Een placebo kun je zien als een nepmedicijn, al zullen we hieronder uitleggen waarom die definitie eigenlijk niet ideaal is.
De placebo is een veelgebruikt middel in wetenschappelijk onderzoek. Om het effect van een medicijn of een behandeling goed te kunnen bestuderen, zijn een of meerdere controlegroepen nodig. In de eenvoudigste onderzoeksopzet ziet dat er als volgt uit:
Na het toedienen van een medicijn bij de ene groep mensen, wordt nauwkeurig in kaart gebracht welk effect dit middel op hen heeft. Dit effect wordt vergeleken met het effect dat een groep mensen ondervindt die dit middel niet heeft gekregen. Voor objectief onderzoek is het belangrijk dat de mensen in het onderzoek niet weten tot welke groep zij behoren. De groep mensen die niet het medicijn krijgt toegediend, krijgt dan een placebo.
Een placebo bestaat uit zogenaamde niet-werkzame bestanddelen. Een tablet bijvoorbeeld op basis van suiker en zetmeel. Of een behandeling waarbij de patiënt onder narcose wordt gebracht maar waarbij niet alle ingrepen worden verricht die de patiënt denkt dat er worden verricht.

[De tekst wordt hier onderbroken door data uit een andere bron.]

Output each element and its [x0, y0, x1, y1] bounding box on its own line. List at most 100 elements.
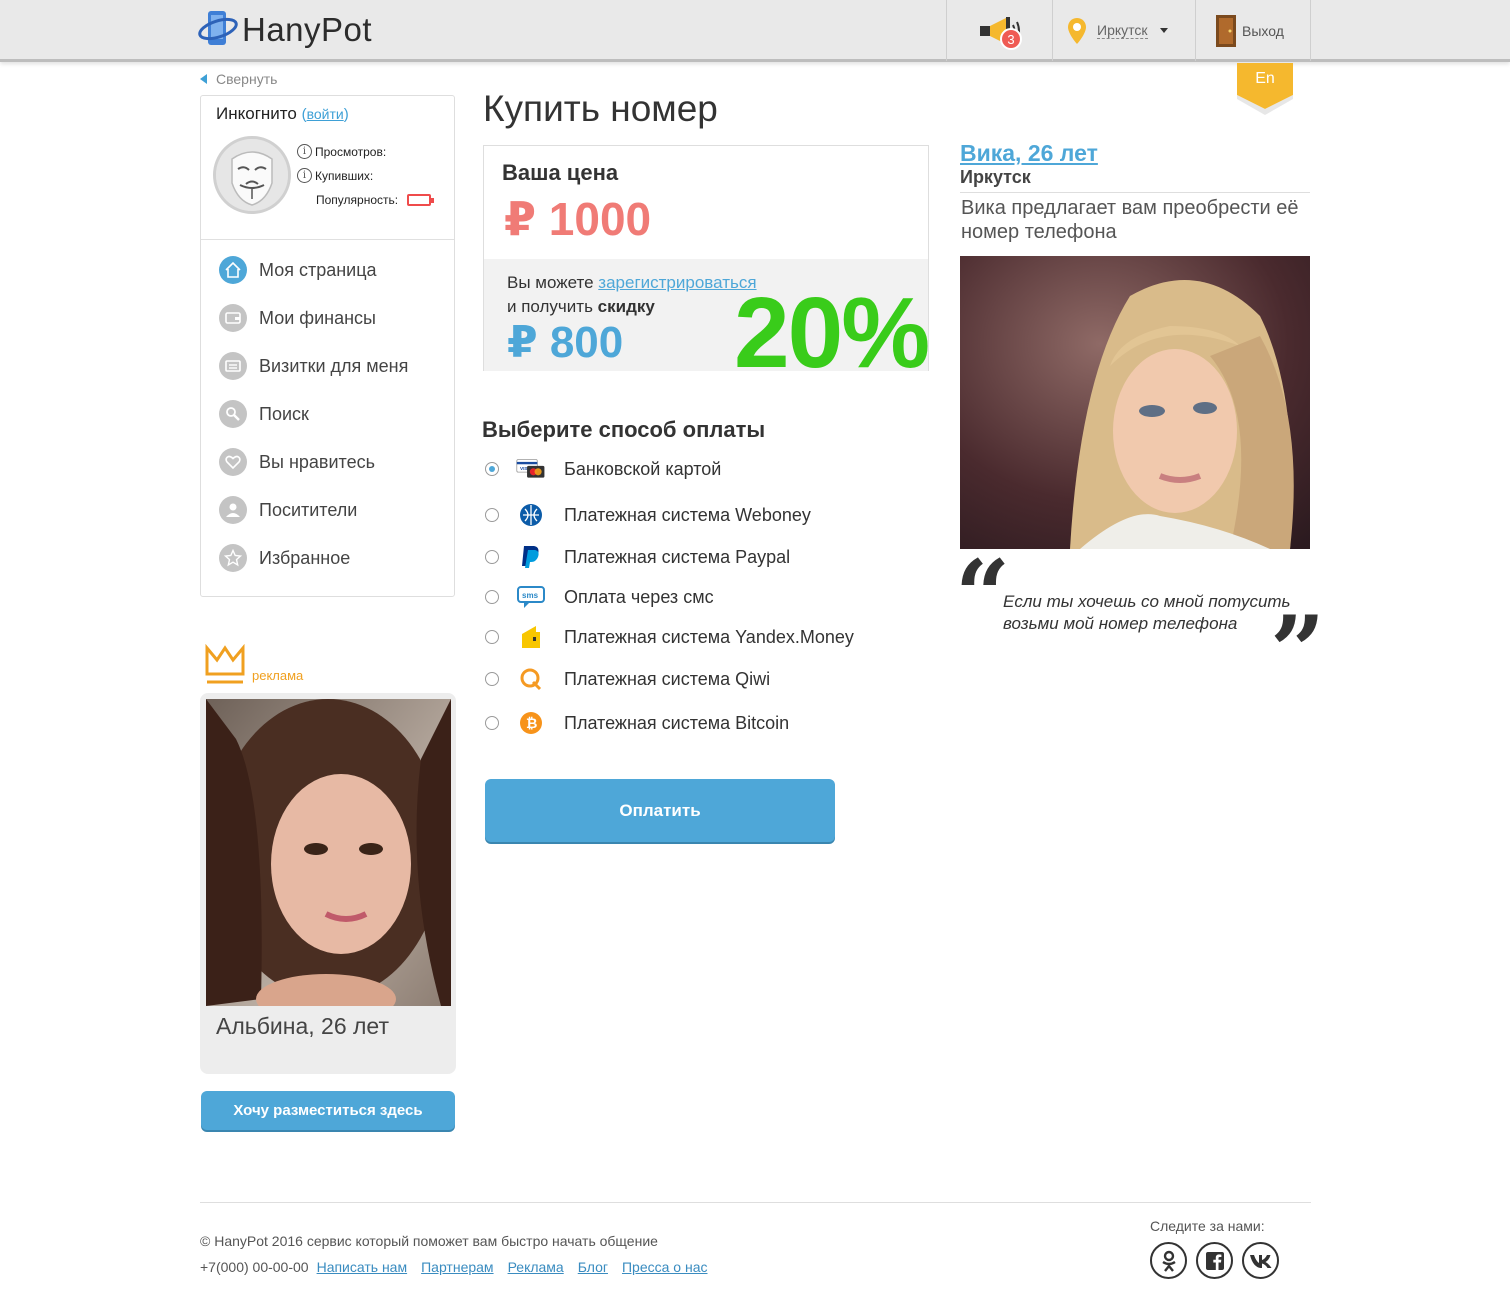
bitcoin-icon: ₿	[516, 710, 546, 736]
wallet-icon	[219, 304, 247, 332]
payment-option-card[interactable]: VISA Банковской картой	[485, 456, 721, 482]
login-link[interactable]: войти	[307, 106, 344, 122]
user-icon	[219, 496, 247, 524]
radio[interactable]	[485, 550, 499, 564]
discount-text-line1: Вы можете зарегистрироваться	[507, 273, 757, 293]
payment-label: Платежная система Yandex.Money	[564, 626, 854, 647]
chevron-down-icon	[1159, 28, 1168, 33]
sidebar-item-label: Поситители	[259, 499, 358, 520]
footer-link-press[interactable]: Пресса о нас	[622, 1259, 708, 1275]
sms-icon: sms	[516, 584, 546, 610]
discount-panel: Вы можете зарегистрироваться и получить …	[484, 259, 928, 371]
sidebar-item-label: Вы нравитесь	[259, 451, 375, 472]
payment-option-yandex[interactable]: Платежная система Yandex.Money	[485, 624, 854, 650]
discount-bold: скидку	[597, 297, 655, 316]
divider	[960, 192, 1310, 193]
sidebar-item-label: Моя страница	[259, 259, 377, 280]
price-value: ₽ 1000	[504, 193, 652, 245]
radio[interactable]	[485, 672, 499, 686]
payment-option-webmoney[interactable]: Платежная система Weboney	[485, 502, 811, 528]
chevron-left-icon	[200, 74, 207, 84]
sidebar-item-likes[interactable]: Вы нравитесь	[219, 448, 375, 476]
pay-button[interactable]: Оплатить	[485, 779, 835, 842]
radio[interactable]	[485, 590, 499, 604]
ad-name: Альбина, 26 лет	[216, 1013, 389, 1039]
payment-option-bitcoin[interactable]: ₿ Платежная система Bitcoin	[485, 710, 789, 736]
payment-option-sms[interactable]: sms Оплата через смс	[485, 584, 714, 610]
profile-name: Инкогнито (войти)	[216, 104, 349, 124]
views-label: Просмотров:	[315, 144, 387, 159]
payment-option-paypal[interactable]: Платежная система Paypal	[485, 544, 790, 570]
sidebar-item-visitors[interactable]: Поситители	[219, 496, 357, 524]
footer-link-ads[interactable]: Реклама	[508, 1259, 564, 1275]
buyers-stat: i Купивших:	[297, 168, 373, 183]
popularity-stat: Популярность:	[316, 193, 435, 207]
discount-text-line2: и получить скидку	[507, 297, 655, 317]
webmoney-icon	[516, 502, 546, 528]
payment-label: Платежная система Paypal	[564, 546, 791, 567]
discount-text: и получить	[507, 297, 593, 316]
location-pin-icon	[1068, 17, 1086, 44]
sidebar-item-cards[interactable]: Визитки для меня	[219, 352, 408, 380]
footer-phone: +7(000) 00-00-00	[200, 1259, 309, 1275]
sidebar-item-label: Визитки для меня	[259, 355, 409, 376]
sidebar-item-label: Поиск	[259, 403, 309, 424]
profile-photo	[960, 256, 1310, 549]
footer-link-contact[interactable]: Написать нам	[317, 1259, 408, 1275]
footer-link-blog[interactable]: Блог	[578, 1259, 608, 1275]
payment-label: Платежная система Weboney	[564, 504, 811, 525]
home-icon	[219, 256, 247, 284]
language-label[interactable]: En	[1237, 70, 1293, 88]
copyright: © HanyPot 2016 сервис который поможет ва…	[200, 1233, 658, 1249]
radio[interactable]	[485, 630, 499, 644]
sidebar-item-search[interactable]: Поиск	[219, 400, 309, 428]
top-header: HanyPot 3 Иркутск Выход	[0, 0, 1510, 62]
popularity-label: Популярность:	[316, 193, 399, 207]
sidebar-item-my-page[interactable]: Моя страница	[219, 256, 377, 284]
exit-button[interactable]: Выход	[1195, 0, 1311, 61]
radio[interactable]	[485, 716, 499, 730]
sidebar-item-favorites[interactable]: Избранное	[219, 544, 350, 572]
price-box: Ваша цена ₽ 1000 Вы можете зарегистриров…	[483, 145, 929, 371]
battery-low-icon	[407, 194, 435, 206]
discount-percent: 20%	[734, 277, 928, 371]
quote-open-icon: “	[955, 539, 1011, 652]
info-icon: i	[297, 144, 312, 159]
door-icon	[1216, 14, 1236, 47]
footer-divider	[200, 1202, 1311, 1203]
notifications-badge: 3	[1000, 28, 1022, 50]
ad-label: реклама	[252, 668, 304, 683]
odnoklassniki-icon[interactable]	[1150, 1242, 1187, 1279]
logo[interactable]: HanyPot	[198, 6, 372, 54]
city-text: Иркутск	[1097, 22, 1148, 39]
payment-label: Платежная система Qiwi	[564, 668, 771, 689]
facebook-icon[interactable]	[1196, 1242, 1233, 1279]
radio[interactable]	[485, 508, 499, 522]
your-price-label: Ваша цена	[502, 160, 619, 185]
svg-text:sms: sms	[522, 591, 539, 600]
radio-selected[interactable]	[485, 462, 499, 476]
vk-icon[interactable]	[1242, 1242, 1279, 1279]
profile-name-text: Инкогнито	[216, 104, 297, 123]
profile-city: Иркутск	[960, 167, 1031, 187]
ad-card[interactable]: Альбина, 26 лет	[200, 693, 456, 1074]
city-selector[interactable]: Иркутск	[1052, 0, 1195, 61]
views-stat: i Просмотров:	[297, 144, 386, 159]
quote-close-icon: ”	[1270, 595, 1326, 708]
register-link[interactable]: зарегистрироваться	[598, 273, 756, 292]
sidebar-item-label: Избранное	[259, 547, 351, 568]
visa-mastercard-icon: VISA	[516, 456, 546, 482]
notifications-button[interactable]	[946, 0, 1052, 61]
profile-panel: Инкогнито (войти) i Просмотров: i Купивш…	[200, 95, 455, 597]
star-icon	[219, 544, 247, 572]
collapse-sidebar-button[interactable]: Свернуть	[200, 71, 277, 87]
collapse-label: Свернуть	[216, 71, 278, 87]
payment-option-qiwi[interactable]: Платежная система Qiwi	[485, 666, 770, 692]
discount-price: ₽ 800	[507, 318, 624, 367]
footer-link-partners[interactable]: Партнерам	[421, 1259, 493, 1275]
search-icon	[219, 400, 247, 428]
place-ad-button[interactable]: Хочу разместиться здесь	[201, 1091, 455, 1130]
crown-icon	[205, 644, 245, 684]
sidebar-item-finances[interactable]: Мои финансы	[219, 304, 376, 332]
profile-name-link[interactable]: Вика, 26 лет	[960, 140, 1098, 167]
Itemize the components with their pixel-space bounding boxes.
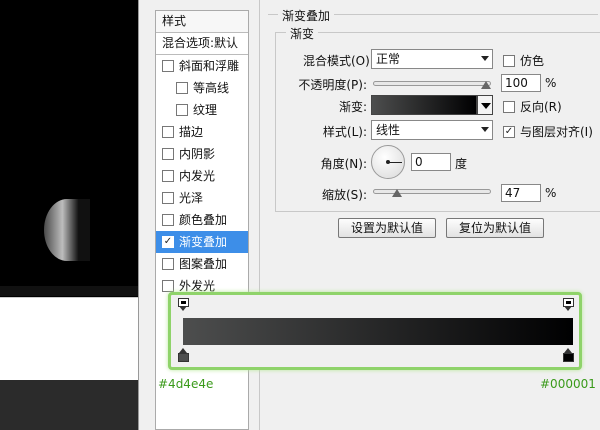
style-list-item[interactable]: 光泽: [156, 187, 248, 209]
style-list-header[interactable]: 样式: [156, 11, 248, 33]
scale-percent: %: [545, 186, 557, 200]
chevron-down-icon: [481, 127, 489, 132]
chevron-down-icon: [481, 103, 491, 109]
checkbox-icon[interactable]: [162, 126, 174, 138]
checkbox-icon[interactable]: [176, 82, 188, 94]
style-list-item-label: 图案叠加: [179, 257, 228, 271]
style-list-item[interactable]: 等高线: [156, 77, 248, 99]
color-stop-left[interactable]: [178, 348, 189, 362]
chevron-down-icon: [481, 56, 489, 61]
gradient-picker-button[interactable]: [477, 95, 493, 115]
checkbox-icon[interactable]: [162, 214, 174, 226]
gradient-group-title: 渐变: [286, 25, 319, 42]
scale-input[interactable]: 47: [501, 184, 541, 202]
end-color-hex: #000001: [540, 377, 596, 391]
gradient-editor: [168, 292, 582, 370]
style-list-item-label: 等高线: [193, 81, 230, 95]
style-list-item[interactable]: 斜面和浮雕: [156, 55, 248, 77]
opacity-stop-left[interactable]: [178, 298, 189, 312]
style-list-item[interactable]: 内发光: [156, 165, 248, 187]
moon-shape: [44, 199, 90, 261]
color-stop-right[interactable]: [563, 348, 574, 362]
style-list-item-label: 渐变叠加: [179, 235, 228, 249]
start-color-hex: #4d4e4e: [158, 377, 214, 391]
style-list-item[interactable]: 颜色叠加: [156, 209, 248, 231]
checkbox-icon[interactable]: [162, 148, 174, 160]
style-list-item[interactable]: 纹理: [156, 99, 248, 121]
gradient-style-value: 线性: [376, 123, 401, 137]
reverse-label: 反向(R): [520, 100, 562, 114]
scale-slider[interactable]: [373, 189, 491, 194]
document-canvas: [0, 0, 138, 430]
canvas-dark-area: [0, 380, 138, 430]
checkbox-icon[interactable]: [162, 258, 174, 270]
blend-options-item[interactable]: 混合选项:默认: [156, 33, 248, 55]
gradient-bar[interactable]: [183, 318, 573, 345]
style-list-item[interactable]: 图案叠加: [156, 253, 248, 275]
checkmark-icon[interactable]: ✓: [162, 236, 174, 248]
opacity-input[interactable]: 100: [501, 74, 541, 92]
opacity-stop-right[interactable]: [563, 298, 574, 312]
scale-label: 缩放(S):: [321, 188, 367, 202]
style-list-item[interactable]: 内阴影: [156, 143, 248, 165]
angle-center-dot: [386, 160, 390, 164]
align-with-layer-checkbox[interactable]: ✓ 与图层对齐(I): [503, 123, 593, 140]
checkbox-icon: [503, 54, 515, 67]
align-with-layer-label: 与图层对齐(I): [520, 125, 593, 139]
checkbox-icon[interactable]: [162, 60, 174, 72]
angle-label: 角度(N):: [320, 157, 367, 171]
opacity-label: 不透明度(P):: [298, 78, 367, 92]
dither-checkbox[interactable]: 仿色: [503, 52, 544, 69]
angle-input[interactable]: 0: [411, 153, 451, 171]
style-list-item-label: 内阴影: [179, 147, 216, 161]
reverse-checkbox[interactable]: 反向(R): [503, 98, 562, 115]
checkbox-icon: [503, 100, 515, 113]
style-list-item[interactable]: ✓ 渐变叠加: [156, 231, 248, 253]
gradient-style-select[interactable]: 线性: [371, 120, 493, 140]
opacity-slider-thumb[interactable]: [481, 81, 491, 89]
checkbox-icon[interactable]: [162, 192, 174, 204]
set-default-button[interactable]: 设置为默认值: [338, 218, 436, 238]
style-list-item-label: 斜面和浮雕: [179, 59, 240, 73]
gradient-label: 渐变:: [338, 100, 367, 114]
blend-mode-select[interactable]: 正常: [371, 49, 493, 69]
checkbox-icon[interactable]: [176, 104, 188, 116]
checkbox-icon[interactable]: [162, 280, 174, 292]
canvas-white-band: [0, 297, 138, 380]
scale-slider-thumb[interactable]: [392, 189, 402, 197]
style-label: 样式(L):: [322, 125, 367, 139]
angle-dial[interactable]: [371, 145, 405, 179]
gradient-swatch[interactable]: [371, 95, 477, 115]
dither-label: 仿色: [520, 54, 545, 68]
opacity-percent: %: [545, 76, 557, 90]
style-list-item-label: 描边: [179, 125, 204, 139]
style-list-item-label: 光泽: [179, 191, 204, 205]
style-list-item-label: 内发光: [179, 169, 216, 183]
checkbox-icon[interactable]: [162, 170, 174, 182]
style-list-item-label: 颜色叠加: [179, 213, 228, 227]
opacity-slider[interactable]: [373, 81, 491, 86]
reset-default-button[interactable]: 复位为默认值: [446, 218, 544, 238]
blend-mode-value: 正常: [376, 52, 401, 66]
checkmark-icon: ✓: [503, 125, 515, 138]
blend-mode-label: 混合模式(O):: [303, 54, 374, 68]
style-list-item[interactable]: 描边: [156, 121, 248, 143]
gradient-overlay-title: 渐变叠加: [278, 7, 335, 24]
canvas-strip: [0, 286, 138, 296]
angle-degree-unit: 度: [455, 157, 468, 171]
angle-needle: [388, 162, 402, 163]
style-list-item-label: 纹理: [193, 103, 218, 117]
style-list-items: 斜面和浮雕 等高线 纹理 描边 内阴影 内发光 光泽 颜色叠加 ✓ 渐变叠加 图案叠加 外发光: [156, 55, 248, 297]
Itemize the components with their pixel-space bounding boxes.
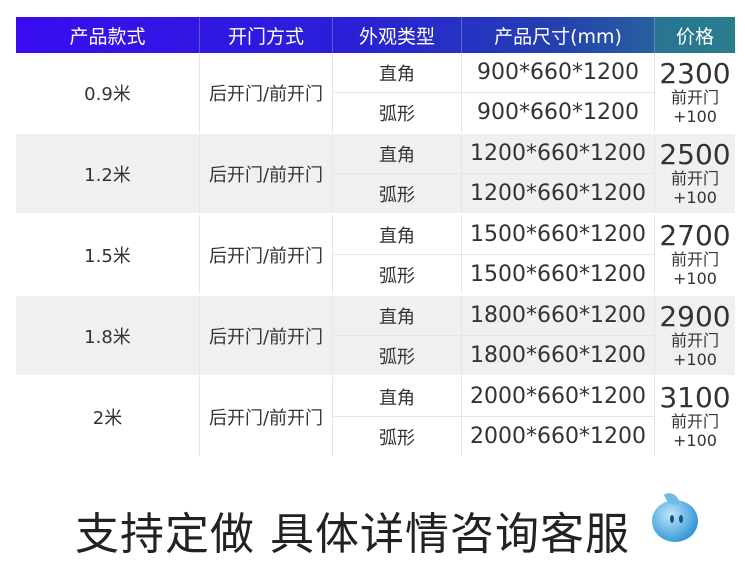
header-type: 外观类型 bbox=[333, 17, 462, 53]
price-extra-label: 前开门 bbox=[670, 411, 719, 431]
type-cell: 直角 弧形 bbox=[333, 377, 462, 456]
size-cell: 2000*660*1200 2000*660*1200 bbox=[462, 377, 655, 456]
price-extra-value: +100 bbox=[673, 268, 717, 288]
price-value: 2700 bbox=[659, 218, 731, 252]
table-row: 0.9米 后开门/前开门 直角 弧形 900*660*1200 900*660*12… bbox=[16, 53, 735, 134]
price-extra-value: +100 bbox=[673, 187, 717, 207]
price-extra-value: +100 bbox=[673, 106, 717, 126]
table-row: 1.5米 后开门/前开门 直角 弧形 1500*660*1200 1500*660*… bbox=[16, 215, 735, 296]
size-value: 1800*660*1200 bbox=[470, 343, 646, 368]
type-cell: 直角 弧形 bbox=[333, 296, 462, 375]
type-value: 直角 bbox=[333, 53, 461, 93]
size-value: 1200*660*1200 bbox=[470, 181, 646, 206]
price-extra-value: +100 bbox=[673, 349, 717, 369]
price-cell: 2500 前开门 +100 bbox=[655, 134, 735, 213]
model-cell: 1.2米 bbox=[16, 134, 200, 213]
type-cell: 直角 弧形 bbox=[333, 134, 462, 213]
price-value: 2300 bbox=[659, 56, 731, 90]
water-drop-mascot-icon bbox=[652, 500, 698, 542]
table-row: 2米 后开门/前开门 直角 弧形 2000*660*1200 2000*660*12… bbox=[16, 377, 735, 458]
size-value: 1200*660*1200 bbox=[462, 134, 654, 174]
type-value: 直角 bbox=[333, 377, 461, 417]
model-cell: 2米 bbox=[16, 377, 200, 456]
type-value: 直角 bbox=[333, 296, 461, 336]
type-value: 弧形 bbox=[379, 103, 415, 125]
type-value: 弧形 bbox=[379, 427, 415, 449]
door-cell: 后开门/前开门 bbox=[200, 296, 333, 375]
type-cell: 直角 弧形 bbox=[333, 53, 462, 132]
door-cell: 后开门/前开门 bbox=[200, 215, 333, 294]
header-model: 产品款式 bbox=[16, 17, 200, 53]
price-extra-label: 前开门 bbox=[670, 330, 719, 350]
header-door: 开门方式 bbox=[200, 17, 333, 53]
type-value: 直角 bbox=[333, 215, 461, 255]
size-value: 2000*660*1200 bbox=[470, 424, 646, 449]
type-value: 弧形 bbox=[379, 265, 415, 287]
model-cell: 0.9米 bbox=[16, 53, 200, 132]
header-size: 产品尺寸(mm) bbox=[462, 17, 655, 53]
size-value: 900*660*1200 bbox=[477, 100, 639, 125]
door-cell: 后开门/前开门 bbox=[200, 377, 333, 456]
size-value: 2000*660*1200 bbox=[462, 377, 654, 417]
door-cell: 后开门/前开门 bbox=[200, 134, 333, 213]
size-value: 1500*660*1200 bbox=[470, 262, 646, 287]
model-cell: 1.8米 bbox=[16, 296, 200, 375]
size-cell: 900*660*1200 900*660*1200 bbox=[462, 53, 655, 132]
price-table: 0.9米 后开门/前开门 直角 弧形 900*660*1200 900*660*12… bbox=[16, 53, 735, 458]
size-cell: 1800*660*1200 1800*660*1200 bbox=[462, 296, 655, 375]
type-value: 弧形 bbox=[379, 346, 415, 368]
price-extra-label: 前开门 bbox=[670, 168, 719, 188]
type-cell: 直角 弧形 bbox=[333, 215, 462, 294]
price-cell: 2900 前开门 +100 bbox=[655, 296, 735, 375]
price-extra-value: +100 bbox=[673, 430, 717, 450]
size-value: 1500*660*1200 bbox=[462, 215, 654, 255]
size-cell: 1500*660*1200 1500*660*1200 bbox=[462, 215, 655, 294]
price-value: 3100 bbox=[659, 380, 731, 414]
size-value: 900*660*1200 bbox=[462, 53, 654, 93]
price-extra-label: 前开门 bbox=[670, 87, 719, 107]
size-value: 1800*660*1200 bbox=[462, 296, 654, 336]
price-cell: 2300 前开门 +100 bbox=[655, 53, 735, 132]
door-cell: 后开门/前开门 bbox=[200, 53, 333, 132]
price-extra-label: 前开门 bbox=[670, 249, 719, 269]
size-cell: 1200*660*1200 1200*660*1200 bbox=[462, 134, 655, 213]
price-cell: 3100 前开门 +100 bbox=[655, 377, 735, 456]
table-row: 1.8米 后开门/前开门 直角 弧形 1800*660*1200 1800*660*… bbox=[16, 296, 735, 377]
type-value: 直角 bbox=[333, 134, 461, 174]
price-cell: 2700 前开门 +100 bbox=[655, 215, 735, 294]
price-value: 2900 bbox=[659, 299, 731, 333]
type-value: 弧形 bbox=[379, 184, 415, 206]
model-cell: 1.5米 bbox=[16, 215, 200, 294]
footer-text: 支持定做 具体详情咨询客服 bbox=[75, 509, 630, 560]
table-row: 1.2米 后开门/前开门 直角 弧形 1200*660*1200 1200*660*… bbox=[16, 134, 735, 215]
price-value: 2500 bbox=[659, 137, 731, 171]
table-header: 产品款式 开门方式 外观类型 产品尺寸(mm) 价格 bbox=[16, 17, 735, 53]
header-price: 价格 bbox=[655, 17, 735, 53]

Je zou dus vermoeden dat proefpersonen die een placebo krijgen, er helemaal niets van merken. Toch komt het heel vaak voor dat mensen zich wel beter gaan voelen nadat ze een placebo hebben gekregen. Het tegenovergestelde gebeurt ook: proefpersonen geven aan last te hebben van bijwerkingen van de placebo. Die effecten zijn dan natuurlijk niet toe te schrijven aan de aard van de placebo zelf, maar wijzen op een psychologisch effect. Daar vertellen we je hieronder meer over.
Het placebo effect
Het verschijnsel waarbij mensen een effect ervaren nadat zij een placebo medicijn of behandeling hebben ondergaan, wordt het placebo effect genoemd. Meestal betreft dit een verlichting van bepaalde symptomen maar zoals we al aangaven, kunnen mensen zich ook juist slechter gaan voelen of bijwerkingen ervaren. In dat laatste geval wordt ook wel gesproken van een nocebo effect.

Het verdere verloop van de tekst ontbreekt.